Texas federal courts are full of
conservative Bush and Trump appointees. They usually can be relied
upon to support opponents of Obama-era laws.
Of course, he could merely be
incompetent, not political. With scores of federal judges whipped
through the confirmation process by Senate Leader McConnell, some
mistakes are inevitable. And some judges change for the worse once
on the bench.
By contrast, in Maine, a new federal
judge, appointed by President Trump, left no doubt that he could rise
above partisanship. He faced a case that demonstrated the kind of
work judges must do, leading losers to charge incorrectly that judges
are making law.
Maine has ranked choice voting, which
allows a voter to rank all candidates on the ballot in order of
preference. If a voter’s favorite trails, his or her second choice
vote then becomes a first choice vote for one of the top candidates.
If you voted for one of the two front-runners, your vote remains the
same.
Does this process violate the
constitutional principle of one-person, one-vote? That is what the
judge had to decide. His decision would determine if the incumbent
GOP representative would lose the congressional seat.
Some people argue that voters who
originally picked one of the top two candidates never gets to change
their vote as candidates are eliminated. Voters for trailing
candidates, who are dropped out, get another vote for one of the
surviving candidates. That was Rep. Poliquin's view.

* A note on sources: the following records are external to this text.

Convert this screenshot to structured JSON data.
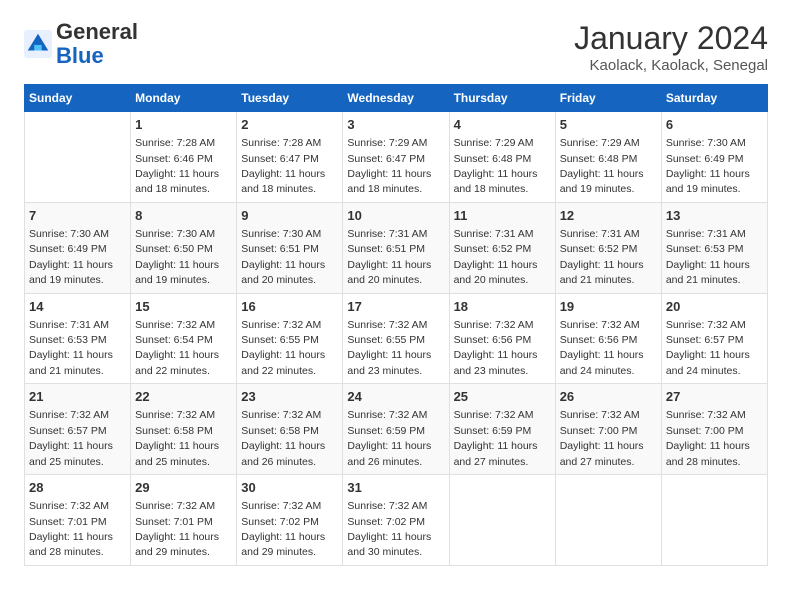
{
  "header": {
    "logo_line1": "General",
    "logo_line2": "Blue",
    "title": "January 2024",
    "subtitle": "Kaolack, Kaolack, Senegal"
  },
  "weekdays": [
    "Sunday",
    "Monday",
    "Tuesday",
    "Wednesday",
    "Thursday",
    "Friday",
    "Saturday"
  ],
  "weeks": [
    [
      {
        "day": "",
        "info": ""
      },
      {
        "day": "1",
        "info": "Sunrise: 7:28 AM\nSunset: 6:46 PM\nDaylight: 11 hours\nand 18 minutes."
      },
      {
        "day": "2",
        "info": "Sunrise: 7:28 AM\nSunset: 6:47 PM\nDaylight: 11 hours\nand 18 minutes."
      },
      {
        "day": "3",
        "info": "Sunrise: 7:29 AM\nSunset: 6:47 PM\nDaylight: 11 hours\nand 18 minutes."
      },
      {
        "day": "4",
        "info": "Sunrise: 7:29 AM\nSunset: 6:48 PM\nDaylight: 11 hours\nand 18 minutes."
      },
      {
        "day": "5",
        "info": "Sunrise: 7:29 AM\nSunset: 6:48 PM\nDaylight: 11 hours\nand 19 minutes."
      },
      {
        "day": "6",
        "info": "Sunrise: 7:30 AM\nSunset: 6:49 PM\nDaylight: 11 hours\nand 19 minutes."
      }
    ],
    [
      {
        "day": "7",
        "info": "Sunrise: 7:30 AM\nSunset: 6:49 PM\nDaylight: 11 hours\nand 19 minutes."
      },
      {
        "day": "8",
        "info": "Sunrise: 7:30 AM\nSunset: 6:50 PM\nDaylight: 11 hours\nand 19 minutes."
      },
      {
        "day": "9",
        "info": "Sunrise: 7:30 AM\nSunset: 6:51 PM\nDaylight: 11 hours\nand 20 minutes."
      },
      {
        "day": "10",
        "info": "Sunrise: 7:31 AM\nSunset: 6:51 PM\nDaylight: 11 hours\nand 20 minutes."
      },
      {
        "day": "11",
        "info": "Sunrise: 7:31 AM\nSunset: 6:52 PM\nDaylight: 11 hours\nand 20 minutes."
      },
      {
        "day": "12",
        "info": "Sunrise: 7:31 AM\nSunset: 6:52 PM\nDaylight: 11 hours\nand 21 minutes."
      },
      {
        "day": "13",
        "info": "Sunrise: 7:31 AM\nSunset: 6:53 PM\nDaylight: 11 hours\nand 21 minutes."
      }
    ],
    [
      {
        "day": "14",
        "info": "Sunrise: 7:31 AM\nSunset: 6:53 PM\nDaylight: 11 hours\nand 21 minutes."
      },
      {
        "day": "15",
        "info": "Sunrise: 7:32 AM\nSunset: 6:54 PM\nDaylight: 11 hours\nand 22 minutes."
      },
      {
        "day": "16",
        "info": "Sunrise: 7:32 AM\nSunset: 6:55 PM\nDaylight: 11 hours\nand 22 minutes."
      },
      {
        "day": "17",
        "info": "Sunrise: 7:32 AM\nSunset: 6:55 PM\nDaylight: 11 hours\nand 23 minutes."
      },
      {
        "day": "18",
        "info": "Sunrise: 7:32 AM\nSunset: 6:56 PM\nDaylight: 11 hours\nand 23 minutes."
      },
      {
        "day": "19",
        "info": "Sunrise: 7:32 AM\nSunset: 6:56 PM\nDaylight: 11 hours\nand 24 minutes."
      },
      {
        "day": "20",
        "info": "Sunrise: 7:32 AM\nSunset: 6:57 PM\nDaylight: 11 hours\nand 24 minutes."
      }
    ],
    [
      {
        "day": "21",
        "info": "Sunrise: 7:32 AM\nSunset: 6:57 PM\nDaylight: 11 hours\nand 25 minutes."
      },
      {
        "day": "22",
        "info": "Sunrise: 7:32 AM\nSunset: 6:58 PM\nDaylight: 11 hours\nand 25 minutes."
      },
      {
        "day": "23",
        "info": "Sunrise: 7:32 AM\nSunset: 6:58 PM\nDaylight: 11 hours\nand 26 minutes."
      },
      {
        "day": "24",
        "info": "Sunrise: 7:32 AM\nSunset: 6:59 PM\nDaylight: 11 hours\nand 26 minutes."
      },
      {
        "day": "25",
        "info": "Sunrise: 7:32 AM\nSunset: 6:59 PM\nDaylight: 11 hours\nand 27 minutes."
      },
      {
        "day": "26",
        "info": "Sunrise: 7:32 AM\nSunset: 7:00 PM\nDaylight: 11 hours\nand 27 minutes."
      },
      {
        "day": "27",
        "info": "Sunrise: 7:32 AM\nSunset: 7:00 PM\nDaylight: 11 hours\nand 28 minutes."
      }
    ],
    [
      {
        "day": "28",
        "info": "Sunrise: 7:32 AM\nSunset: 7:01 PM\nDaylight: 11 hours\nand 28 minutes."
      },
      {
        "day": "29",
        "info": "Sunrise: 7:32 AM\nSunset: 7:01 PM\nDaylight: 11 hours\nand 29 minutes."
      },
      {
        "day": "30",
        "info": "Sunrise: 7:32 AM\nSunset: 7:02 PM\nDaylight: 11 hours\nand 29 minutes."
      },
      {
        "day": "31",
        "info": "Sunrise: 7:32 AM\nSunset: 7:02 PM\nDaylight: 11 hours\nand 30 minutes."
      },
      {
        "day": "",
        "info": ""
      },
      {
        "day": "",
        "info": ""
      },
      {
        "day": "",
        "info": ""
      }
    ]
  ]
}
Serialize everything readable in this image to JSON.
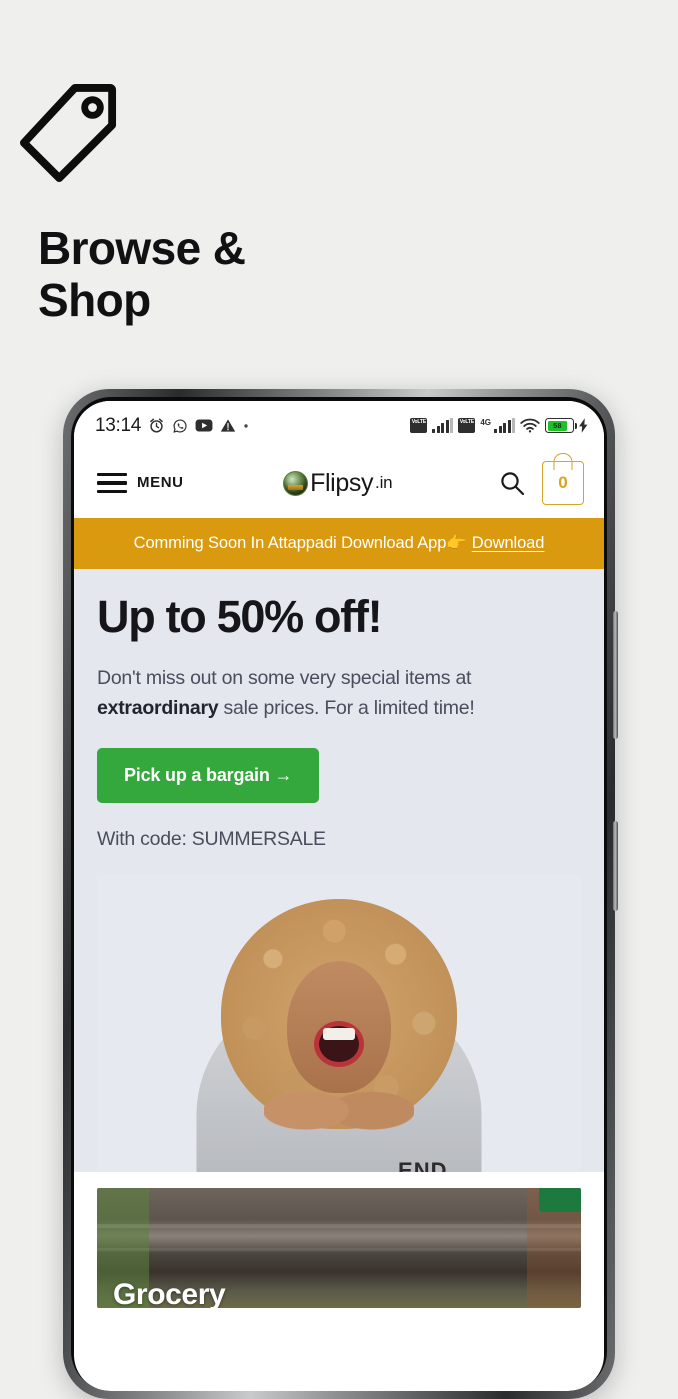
{
  "promo": {
    "icon": "price-tag-icon",
    "title_line1": "Browse &",
    "title_line2": "Shop"
  },
  "phone": {
    "status_bar": {
      "time": "13:14",
      "left_icons": [
        "alarm-clock-icon",
        "whatsapp-icon",
        "youtube-icon",
        "warning-triangle-icon",
        "dot-icon"
      ],
      "sim1_label": "VoLTE",
      "sim2_label": "VoLTE",
      "network_type": "4G",
      "wifi": "wifi-icon",
      "battery_percent": "58",
      "charging": true
    },
    "navbar": {
      "menu_label": "MENU",
      "brand_name": "Flipsy",
      "brand_tld": ".in",
      "search_icon": "search-icon",
      "cart_count": "0"
    },
    "announcement": {
      "text": "Comming Soon In Attappadi Download App👉",
      "link_label": "Download",
      "bg_color": "#d99a10"
    },
    "hero": {
      "headline": "Up to 50% off!",
      "sub_part1": "Don't miss out on some very special items at ",
      "sub_bold": "extraordinary",
      "sub_part2": " sale prices. For a limited time!",
      "cta_label": "Pick up a bargain →",
      "cta_color": "#34a83d",
      "code_text": "With code: SUMMERSALE",
      "bg_color": "#e4e7ee",
      "photo_alt": "laughing-woman-hoodie-photo"
    },
    "category_card": {
      "name": "Grocery",
      "badge_color": "#1d7a3e"
    }
  }
}
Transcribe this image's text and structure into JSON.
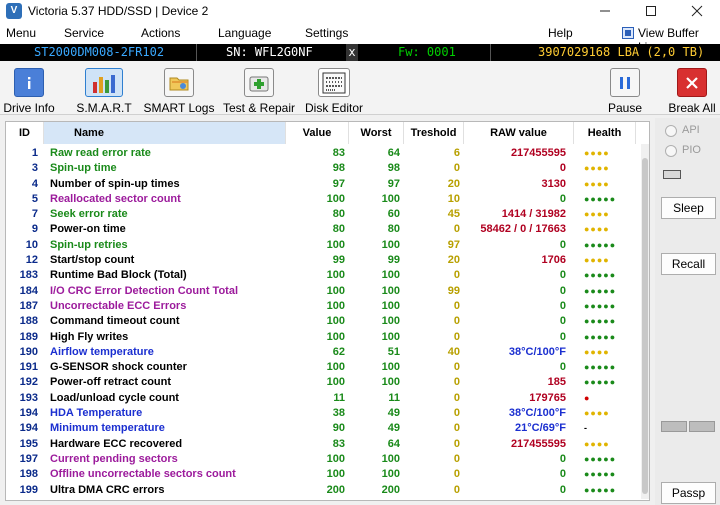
{
  "title_bar": {
    "title": "Victoria 5.37 HDD/SSD | Device 2",
    "min_icon": "minimize-icon",
    "max_icon": "maximize-icon",
    "close_icon": "close-icon"
  },
  "menu": {
    "items": [
      "Menu",
      "Service",
      "Actions",
      "Language",
      "Settings",
      "Help"
    ],
    "view_buffer_live": "View Buffer Live"
  },
  "device": {
    "model": "ST2000DM008-2FR102",
    "serial": "SN: WFL2G0NF",
    "close": "x",
    "firmware": "Fw: 0001",
    "lba": "3907029168 LBA (2,0 TB)"
  },
  "toolbar": {
    "drive_info": "Drive Info",
    "smart": "S.M.A.R.T",
    "smart_logs": "SMART Logs",
    "test_repair": "Test & Repair",
    "disk_editor": "Disk Editor",
    "pause": "Pause",
    "break_all": "Break All"
  },
  "table": {
    "headers": {
      "id": "ID",
      "name": "Name",
      "value": "Value",
      "worst": "Worst",
      "treshold": "Treshold",
      "raw": "RAW value",
      "health": "Health"
    },
    "rows": [
      {
        "id": "1",
        "name": "Raw read error rate",
        "value": "83",
        "worst": "64",
        "tresh": "6",
        "raw": "217455595",
        "health": "●●●●",
        "name_color": "#1a8a1a",
        "raw_color": "#b00020",
        "health_color": "#e0b400"
      },
      {
        "id": "3",
        "name": "Spin-up time",
        "value": "98",
        "worst": "98",
        "tresh": "0",
        "raw": "0",
        "health": "●●●●",
        "name_color": "#1a8a1a",
        "raw_color": "#b00020",
        "health_color": "#e0b400"
      },
      {
        "id": "4",
        "name": "Number of spin-up times",
        "value": "97",
        "worst": "97",
        "tresh": "20",
        "raw": "3130",
        "health": "●●●●",
        "name_color": "#000000",
        "raw_color": "#b00020",
        "health_color": "#e0b400"
      },
      {
        "id": "5",
        "name": "Reallocated sector count",
        "value": "100",
        "worst": "100",
        "tresh": "10",
        "raw": "0",
        "health": "●●●●●",
        "name_color": "#9c1b9c",
        "raw_color": "#1a8a1a",
        "health_color": "#1a8a1a"
      },
      {
        "id": "7",
        "name": "Seek error rate",
        "value": "80",
        "worst": "60",
        "tresh": "45",
        "raw": "1414 / 31982",
        "health": "●●●●",
        "name_color": "#1a8a1a",
        "raw_color": "#b00020",
        "health_color": "#e0b400"
      },
      {
        "id": "9",
        "name": "Power-on time",
        "value": "80",
        "worst": "80",
        "tresh": "0",
        "raw": "58462 / 0 / 17663",
        "health": "●●●●",
        "name_color": "#000000",
        "raw_color": "#b00020",
        "health_color": "#e0b400"
      },
      {
        "id": "10",
        "name": "Spin-up retries",
        "value": "100",
        "worst": "100",
        "tresh": "97",
        "raw": "0",
        "health": "●●●●●",
        "name_color": "#1a8a1a",
        "raw_color": "#1a8a1a",
        "health_color": "#1a8a1a"
      },
      {
        "id": "12",
        "name": "Start/stop count",
        "value": "99",
        "worst": "99",
        "tresh": "20",
        "raw": "1706",
        "health": "●●●●",
        "name_color": "#000000",
        "raw_color": "#b00020",
        "health_color": "#e0b400"
      },
      {
        "id": "183",
        "name": "Runtime Bad Block (Total)",
        "value": "100",
        "worst": "100",
        "tresh": "0",
        "raw": "0",
        "health": "●●●●●",
        "name_color": "#000000",
        "raw_color": "#1a8a1a",
        "health_color": "#1a8a1a"
      },
      {
        "id": "184",
        "name": "I/O CRC Error Detection Count Total",
        "value": "100",
        "worst": "100",
        "tresh": "99",
        "raw": "0",
        "health": "●●●●●",
        "name_color": "#9c1b9c",
        "raw_color": "#1a8a1a",
        "health_color": "#1a8a1a"
      },
      {
        "id": "187",
        "name": "Uncorrectable ECC Errors",
        "value": "100",
        "worst": "100",
        "tresh": "0",
        "raw": "0",
        "health": "●●●●●",
        "name_color": "#9c1b9c",
        "raw_color": "#1a8a1a",
        "health_color": "#1a8a1a"
      },
      {
        "id": "188",
        "name": "Command timeout count",
        "value": "100",
        "worst": "100",
        "tresh": "0",
        "raw": "0",
        "health": "●●●●●",
        "name_color": "#000000",
        "raw_color": "#1a8a1a",
        "health_color": "#1a8a1a"
      },
      {
        "id": "189",
        "name": "High Fly writes",
        "value": "100",
        "worst": "100",
        "tresh": "0",
        "raw": "0",
        "health": "●●●●●",
        "name_color": "#000000",
        "raw_color": "#1a8a1a",
        "health_color": "#1a8a1a"
      },
      {
        "id": "190",
        "name": "Airflow temperature",
        "value": "62",
        "worst": "51",
        "tresh": "40",
        "raw": "38°C/100°F",
        "health": "●●●●",
        "name_color": "#1b2fd0",
        "raw_color": "#1b2fd0",
        "health_color": "#e0b400"
      },
      {
        "id": "191",
        "name": "G-SENSOR shock counter",
        "value": "100",
        "worst": "100",
        "tresh": "0",
        "raw": "0",
        "health": "●●●●●",
        "name_color": "#000000",
        "raw_color": "#1a8a1a",
        "health_color": "#1a8a1a"
      },
      {
        "id": "192",
        "name": "Power-off retract count",
        "value": "100",
        "worst": "100",
        "tresh": "0",
        "raw": "185",
        "health": "●●●●●",
        "name_color": "#000000",
        "raw_color": "#b00020",
        "health_color": "#1a8a1a"
      },
      {
        "id": "193",
        "name": "Load/unload cycle count",
        "value": "11",
        "worst": "11",
        "tresh": "0",
        "raw": "179765",
        "health": "●",
        "name_color": "#000000",
        "raw_color": "#b00020",
        "health_color": "#d00000"
      },
      {
        "id": "194",
        "name": "HDA Temperature",
        "value": "38",
        "worst": "49",
        "tresh": "0",
        "raw": "38°C/100°F",
        "health": "●●●●",
        "name_color": "#1b2fd0",
        "raw_color": "#1b2fd0",
        "health_color": "#e0b400"
      },
      {
        "id": "194",
        "name": "Minimum temperature",
        "value": "90",
        "worst": "49",
        "tresh": "0",
        "raw": "21°C/69°F",
        "health": "-",
        "name_color": "#1b2fd0",
        "raw_color": "#1b2fd0",
        "health_color": "#000000"
      },
      {
        "id": "195",
        "name": "Hardware ECC recovered",
        "value": "83",
        "worst": "64",
        "tresh": "0",
        "raw": "217455595",
        "health": "●●●●",
        "name_color": "#000000",
        "raw_color": "#b00020",
        "health_color": "#e0b400"
      },
      {
        "id": "197",
        "name": "Current pending sectors",
        "value": "100",
        "worst": "100",
        "tresh": "0",
        "raw": "0",
        "health": "●●●●●",
        "name_color": "#9c1b9c",
        "raw_color": "#1a8a1a",
        "health_color": "#1a8a1a"
      },
      {
        "id": "198",
        "name": "Offline uncorrectable sectors count",
        "value": "100",
        "worst": "100",
        "tresh": "0",
        "raw": "0",
        "health": "●●●●●",
        "name_color": "#9c1b9c",
        "raw_color": "#1a8a1a",
        "health_color": "#1a8a1a"
      },
      {
        "id": "199",
        "name": "Ultra DMA CRC errors",
        "value": "200",
        "worst": "200",
        "tresh": "0",
        "raw": "0",
        "health": "●●●●●",
        "name_color": "#000000",
        "raw_color": "#1a8a1a",
        "health_color": "#1a8a1a"
      }
    ]
  },
  "right_panel": {
    "api": "API",
    "pio": "PIO",
    "sleep": "Sleep",
    "recall": "Recall",
    "passp": "Passp"
  }
}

The other view is that each voter gets
the same chance to vote for all the candidates on the ballot, so none
gets more votes than another. If the voter chooses not to make all
possible choices, that is the voter’s right but does not undermine
one-person, one-vote.
Each side can argue, based on other
court decisions and supposed voter or legislative intent, that their
interpretation is correct. This kind of debate occurs in most court
cases, even though the majority of matters have nothing to do with
constitutional questions.
This voter-enacted law had no ready
answer about which view is correct. That’s why we must have judges
decide, and they must be independent of either side.
Here, the judge, a Republican
appointee, ruled against the position of the Republican candidate,
costing him the election. Did he make law? Or did he do the judge’s
essential job of making an independent decision in an honest dispute?
Presidents may make appointments of
judges who they hope will support their policies. But judges are not
political players. Life terms are meant to ensure their
independence. The record shows a mixed result.